Some years ago my wife and I visited Brest during one of our cruises. The town was badly damaged during the Second World War, but it has since been rebuilt and is a typical small French city. The main reason for the city’s existence is the large naval base that the French have had there for many years, and it was no surprise to find that it boasted a Naval Museum. During our visit a special photographic exhibition about the French Naval base was being held, and the following are some of the photographs that I was able to obtain copies of.

1878: The gunboat Voltigeur under construction.
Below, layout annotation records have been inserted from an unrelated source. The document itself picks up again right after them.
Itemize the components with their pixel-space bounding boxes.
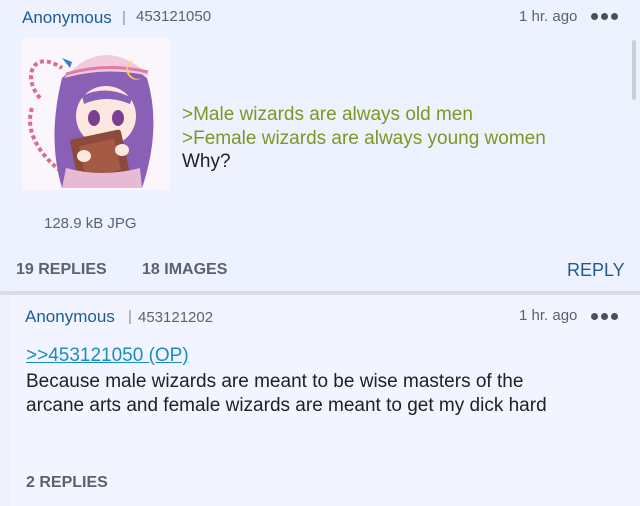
reply-header-separator: |: [128, 308, 132, 325]
reply-replies-count[interactable]: 2 REPLIES: [26, 474, 108, 492]
op-post: Anonymous | 453121050 1 hr. ago >Male wi…: [0, 0, 640, 291]
reply-post-number[interactable]: 453121202: [138, 309, 213, 326]
op-greentext-line-2: >Female wizards are always young women: [182, 128, 546, 149]
op-timestamp: 1 hr. ago: [519, 8, 578, 25]
op-images-count[interactable]: 18 IMAGES: [142, 261, 227, 279]
reply-author-name[interactable]: Anonymous: [25, 307, 115, 327]
op-image-thumbnail[interactable]: [22, 38, 170, 190]
op-more-dots-icon[interactable]: [591, 13, 618, 20]
op-post-text: Why?: [182, 151, 231, 172]
op-header-separator: |: [122, 9, 126, 26]
reply-more-dots-icon[interactable]: [591, 313, 618, 320]
reply-timestamp: 1 hr. ago: [519, 307, 578, 324]
op-file-info: 128.9 kB JPG: [44, 215, 137, 232]
reply-button[interactable]: REPLY: [567, 260, 625, 281]
op-post-number[interactable]: 453121050: [136, 8, 211, 25]
op-replies-count[interactable]: 19 REPLIES: [16, 261, 107, 279]
anime-girl-thumbnail-icon: [28, 54, 154, 188]
op-greentext-line-1: >Male wizards are always old men: [182, 104, 473, 125]
reply-text-line-2: arcane arts and female wizards are meant…: [26, 395, 547, 416]
op-author-name[interactable]: Anonymous: [22, 8, 112, 28]
reply-post: Anonymous | 453121202 1 hr. ago >>453121…: [10, 295, 640, 506]
scrollbar[interactable]: [632, 40, 636, 100]
op-quote-link[interactable]: >>453121050 (OP): [26, 345, 189, 367]
reply-text-line-1: Because male wizards are meant to be wis…: [26, 371, 524, 392]
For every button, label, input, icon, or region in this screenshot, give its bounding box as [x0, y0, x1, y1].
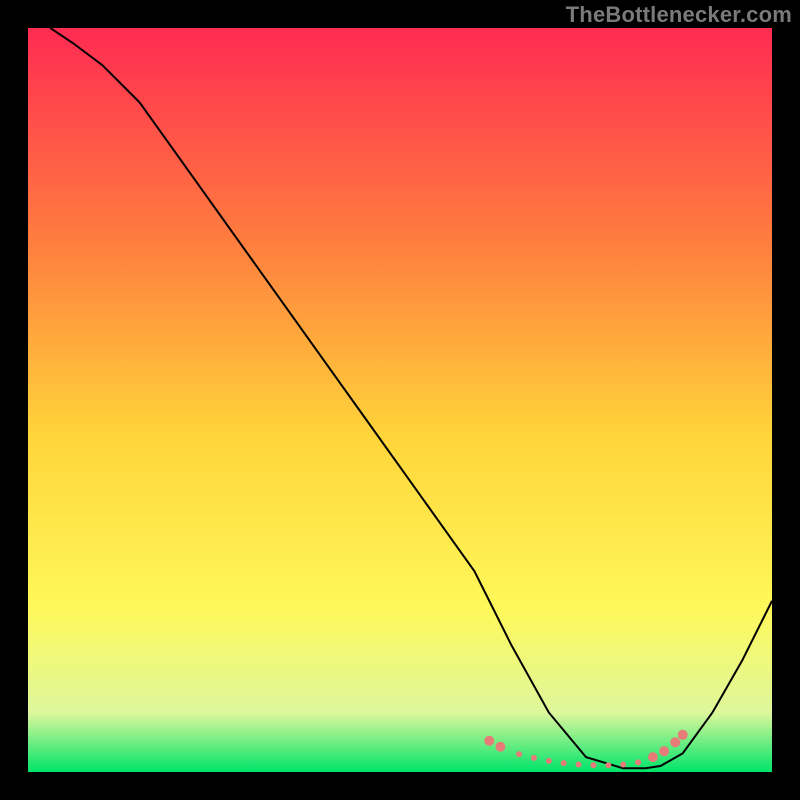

1880: The cruiser Nielly prior to her launching. Of interest are the old wooden warships serving as hulks and the incomplete modern battleship that is sporting circular ‘huts’ over its as-yet-to-be-fitted main gun positions.

1891: The coastal defence battleship Furieux. The French build several of this class of ship as a counter to the Royal Navy’s larger battleships.

1893: The launch of the battleship Charles Martel.

1893: The battleship Charles Martel being fitted out. One of its main guns is being lowered into position.

1893: The battleship Saint-Louis. She was a sister ship of the Gaulois and Charlemagne, and took part in the Dardanelles campaign. She remained in service – albeit as a hulk – until 1933!

1900: The submarine Espadon under construction.

1905: The old battleship Devastation. She was launched in 1879 and remained in service until 1922, although by then she was a training hulk. The tumblehome shape of the sides of her hull is very noticeable in this photograph.

1910: A close-up of part of the destroyer Bombarde.

1910: The dreadnought battleship Jean Bart under construction.

1911: The Jean Bart during her fitting out. She was renamed L’Ocean in 1937.


8 Comments on “Old photographs of the French Naval base at Brest”

  1. Conrad Kinch says:

    Now that is very interesting. I see what you mean about the tumble home. I had no idea subs were in service so early.

  2. Steven Page says:

    Great pictures. There should be a book full of these available somewhere,preferably in English;-)

  3. Is it any wonder that so many of us favor the “Pre-Dreadnought” period, where almost every ship was an experiment and so many were very individual in their appearance?

    — Jeff

  4. What a fascinating collection of photos.I particularly enjoy the wooden walls.Jeff I think you make an excellent point indeed that speaks for me certainly.

  5. Conrad Kinch,

    It is only by seeing the ships from astern or ahead that you can begin to appreciate the extent of the tumblehome that was used!

    Submarines (actually submersibles to be really nitpickingly accurate) had been around for quite a long time by 1900 … but they were still very much in their infancy. (Don't forget that Thorsten Nordenfelt had built two 'submarines' for the Ottomans in 1886/87.)

    I am glad that you found these photos as interesting as I did.

    All the best,


  6. Steven Page,

    I totally agree! I would certainly buy a copy if I could.

    All the best,


  7. Bluebear Jeff,

    I totally agree!

    The pre-dreadnoughts and later ironclads have such individuality that there is nothing about them – however ugly they might look – that is not attractive.

    All the best,


  8. Tradgardmastare,

    I would love to know how many wooden warships were still around and being used – albeit as auxiliaries – in the early 1900s. I suspect that it was quite a few.